Glioblastoma, grade IV glioma, is the one of the deadliest cancers, with a median survival of only 12-15 months despite aggressive treatment including surgery, chemotherapy and radiation. One hallmark of glioblastoma is the morphological and functional abnormalization of tumor blood vessels. The molecular mechanisms involved in this process and their functional and pathological implications are not yet fully understood. Indentification of molecular mechanisms that underlie vascular abnormalization in GBM is necessary to develop efficient treatment regimens for normalizing vascular function.
By analyzing the RNA-content of laser microdissected vessels from human biobank specimens using affymetrix microarray analysis, we found that the abnormal glioblastoma vessels have a distinct gene expression signature. We found 95 genes which were differentially expressed in grade IV glioma vessels as compared to vessels in low grade tumors and control brain. 78 of which were up-regulated while 17 were down-regulated. Many of these genes are regulated by VEGFA or TGFβ signaling. In addition, we show a significant increase in Smad signaling complexes in the vasculature of human glioblastoma in situ, suggesting that TGFβ signaling may play important role in vessel abnormalization.

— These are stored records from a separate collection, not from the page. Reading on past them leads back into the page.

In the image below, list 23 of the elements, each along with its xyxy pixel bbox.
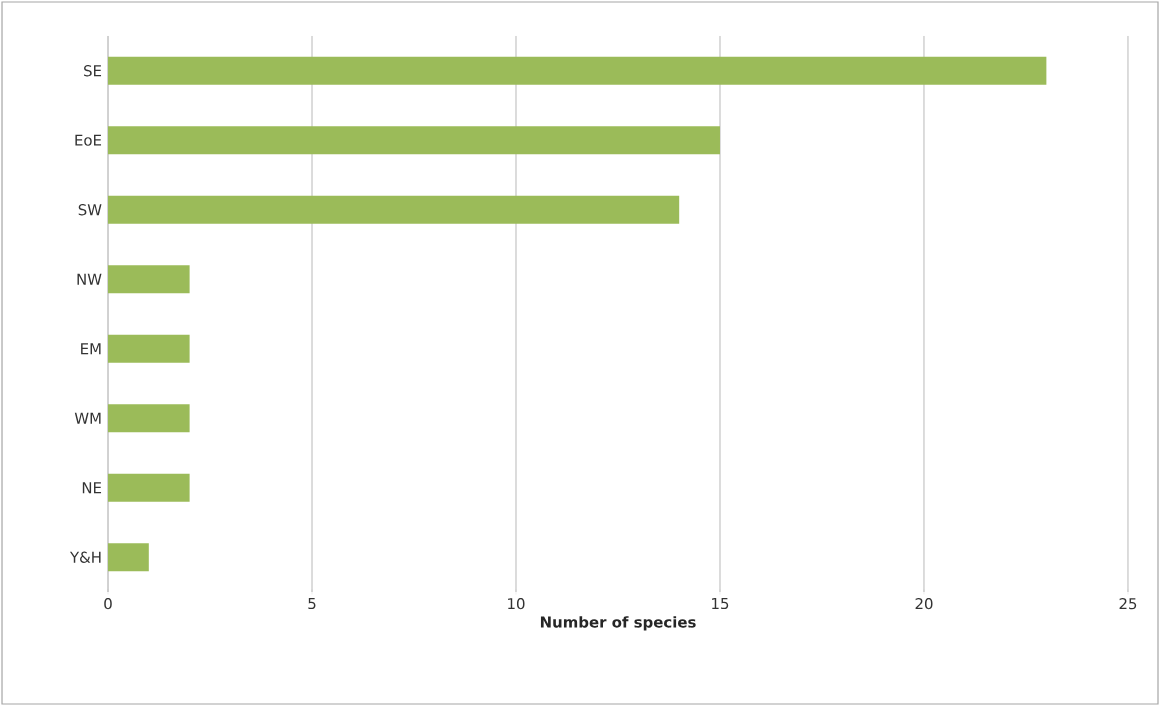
bar	[108, 195, 680, 224]
x-axis-title: Number of species	[540, 616, 696, 631]
bar	[108, 543, 149, 572]
bar	[108, 404, 190, 433]
bar	[108, 473, 190, 502]
x-tick-label: 10	[508, 598, 525, 610]
x-tick-label: 0	[104, 598, 112, 610]
x-tick-label: 5	[308, 598, 316, 610]
y-tick-label: EM	[81, 343, 101, 355]
y-tick-label: SE	[84, 65, 102, 77]
y-tick-label: NE	[82, 482, 102, 494]
y-tick-label: NW	[77, 273, 102, 285]
bar	[108, 265, 190, 294]
x-tick-label: 25	[1119, 598, 1137, 610]
y-tick-label: WM	[74, 412, 101, 424]
bar	[108, 126, 720, 155]
y-tick-label: SW	[78, 204, 102, 216]
y-tick-label: Y&H	[69, 551, 101, 563]
bar	[108, 334, 190, 363]
y-tick-label: EoE	[75, 134, 102, 146]
bar	[108, 56, 1047, 85]
x-tick-label: 15	[712, 598, 729, 610]
x-tick-label: 20	[915, 598, 933, 610]
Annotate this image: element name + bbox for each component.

CD93 is a single-pass transmembrane glycoprotein, which we found to be up-regulated in high grade glioma. Vascular expression of CD93 correlates to tumor grade in human glioma. Moreover, high grade glioma patients with high CD93 expression in the vasculature are associate with poor prognosis. We found that knocking down CD93 in endothelial cells with siRNA clearly impaired endothelial cell adhesion, migration and tube formation due to defects in cytoskeletal rearrangement. In addition, tumor growth was severely delayed in the CD93-/- mice.
Pleiotrophin, a multi-functional heparin-binding growth factor, promotes glioma growth in several ways. Here, we identify pleiotrophin as a driver of vascular abnormalization in glioma. We found that high pleiotrophin expression correlates with poor survival of patients with astrocytomas. Pleiotrophin overexpression in orthotopic GL261 gliomas increases microvessel density, enhances tumour growth and decreases survival. Vessels in pleiotrophin-expressing gliomas are poorly perfused and display a high degree of abnormality, coinciding with elevated levels of vascular endothelial growth factor (VEGF) deposited in direct proximity to the vasculature. In addition to its role in vessel abnormalization, pleiotrophin enhanced PDGF-B-induced gliomagenesis. Taken together, our results indicate that PTN has an important role in glioma initiation and establishment of the characteristic abnormal tumor vasculature in glioblastoma, identifying PTN as a potential target for therapy.